Over-The-Air Updates Raise Risks For Android Users

System updates are an important part of your Cyber Safety. But within the Android operating system, updates can also create security risks for Android users, including installing malware. Here’s how it happens.

Android is the most-used operating system ever, with more than 2.5 billion active Android devices. Part of Android’s success is due to the openness of the platform, which allows any device manufacturer to customize and deploy their own Android version.

Paradoxically, this open model has resulted in a poorly understood ecosystem of actors that play key roles at different stages of the Android supply chain. Platform updates are a particularly critical and highly privileged element of the Android ecosystem. Once a patch or a new Android version is released, each vendor needs to ship it over-the-air to their user base.

A Firmware-Over-The-Air (FOTA) app is the software responsible for downloading and applying these updates on the device.

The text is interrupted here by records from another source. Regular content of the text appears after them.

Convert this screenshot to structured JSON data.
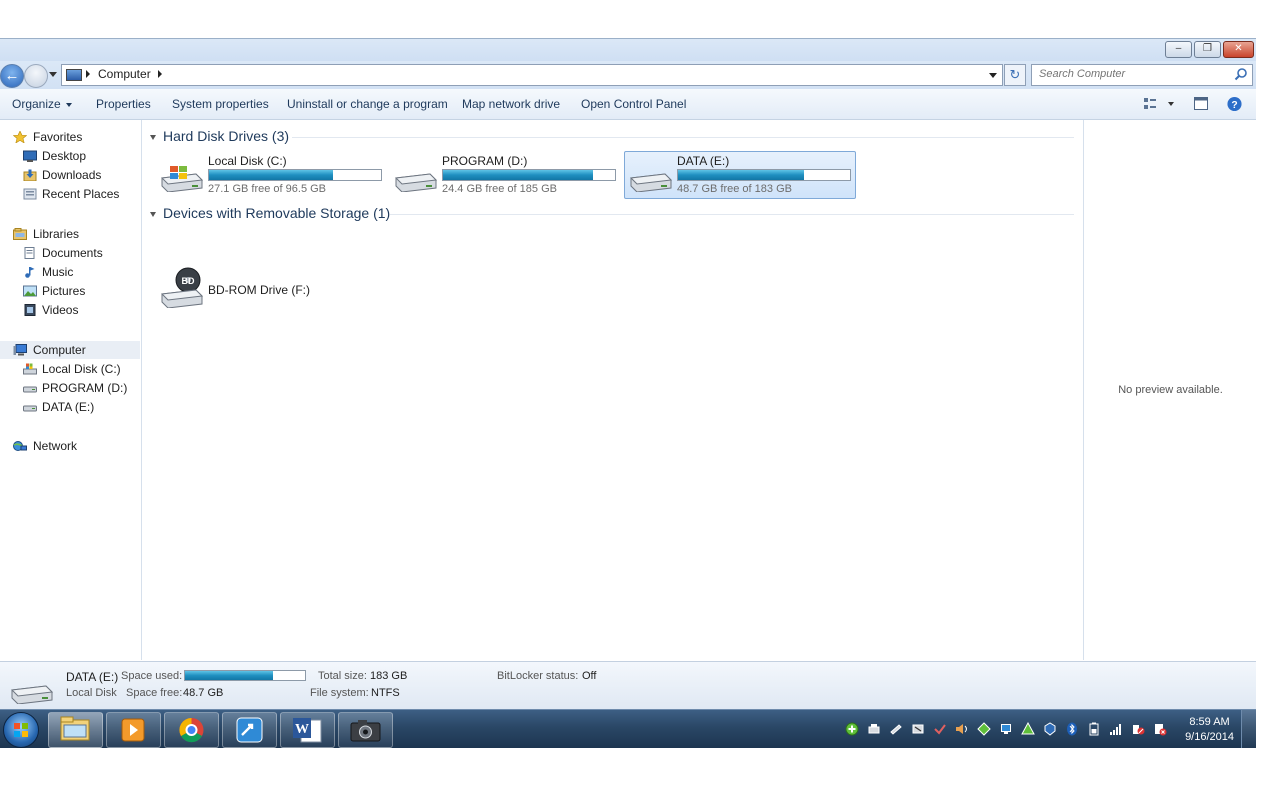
{
  "window": {
    "minimize_glyph": "–",
    "maximize_glyph": "❐",
    "close_glyph": "✕"
  },
  "address": {
    "crumbs": [
      "Computer"
    ],
    "search_placeholder": "Search Computer"
  },
  "toolbar": {
    "items": [
      "Organize",
      "Properties",
      "System properties",
      "Uninstall or change a program",
      "Map network drive",
      "Open Control Panel"
    ]
  },
  "navigation": {
    "favorites": {
      "label": "Favorites",
      "items": [
        "Desktop",
        "Downloads",
        "Recent Places"
      ]
    },
    "libraries": {
      "label": "Libraries",
      "items": [
        "Documents",
        "Music",
        "Pictures",
        "Videos"
      ]
    },
    "computer": {
      "label": "Computer",
      "items": [
        "Local Disk (C:)",
        "PROGRAM (D:)",
        "DATA (E:)"
      ]
    },
    "network": {
      "label": "Network"
    }
  },
  "groups": {
    "hard_disks": {
      "title": "Hard Disk Drives (3)",
      "drives": [
        {
          "name": "Local Disk (C:)",
          "free_text": "27.1 GB free of 96.5 GB",
          "used_fraction": 0.72
        },
        {
          "name": "PROGRAM (D:)",
          "free_text": "24.4 GB free of 185 GB",
          "used_fraction": 0.87
        },
        {
          "name": "DATA (E:)",
          "free_text": "48.7 GB free of 183 GB",
          "used_fraction": 0.73
        }
      ]
    },
    "removable": {
      "title": "Devices with Removable Storage (1)",
      "devices": [
        {
          "name": "BD-ROM Drive (F:)"
        }
      ]
    }
  },
  "preview": {
    "message": "No preview available."
  },
  "details": {
    "name": "DATA (E:)",
    "type": "Local Disk",
    "space_used_label": "Space used:",
    "space_used_fraction": 0.73,
    "space_free_label": "Space free:",
    "space_free_value": "48.7 GB",
    "total_size_label": "Total size:",
    "total_size_value": "183 GB",
    "file_system_label": "File system:",
    "file_system_value": "NTFS",
    "bitlocker_label": "BitLocker status:",
    "bitlocker_value": "Off"
  },
  "taskbar": {
    "time": "8:59 AM",
    "date": "9/16/2014",
    "pinned": [
      "windows-explorer",
      "media-player",
      "google-chrome",
      "remote-app",
      "microsoft-word",
      "camera-app"
    ]
  },
  "colors": {
    "accent": "#1e395b",
    "bar_fill": "#1f8fc0",
    "taskbar": "#2a4766"
  }
}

Due to the way that system updates are done on Android, FOTA apps need to operate with elevated privileges.

Despite the critical importance of FOTA apps, many aspects of them have been overlooked. A few examples:

• Who is responsible for system updates?
• What are the capabilities of FOTA apps and what information they collect?
• Can FOTA apps jeopardize the security and privacy of a device? 
• Are FOTA apps used for secondary purposes beyond system updates?

In a study led by Universidad Carlos III de Madrid, in collaboration with researchers from IMDEA Networks Institute, NortonLifeLock, and the International Computer Science Institute (ICSI), we sought answers to these questions by analyzing 2,013 FOTA apps collected from real world devices.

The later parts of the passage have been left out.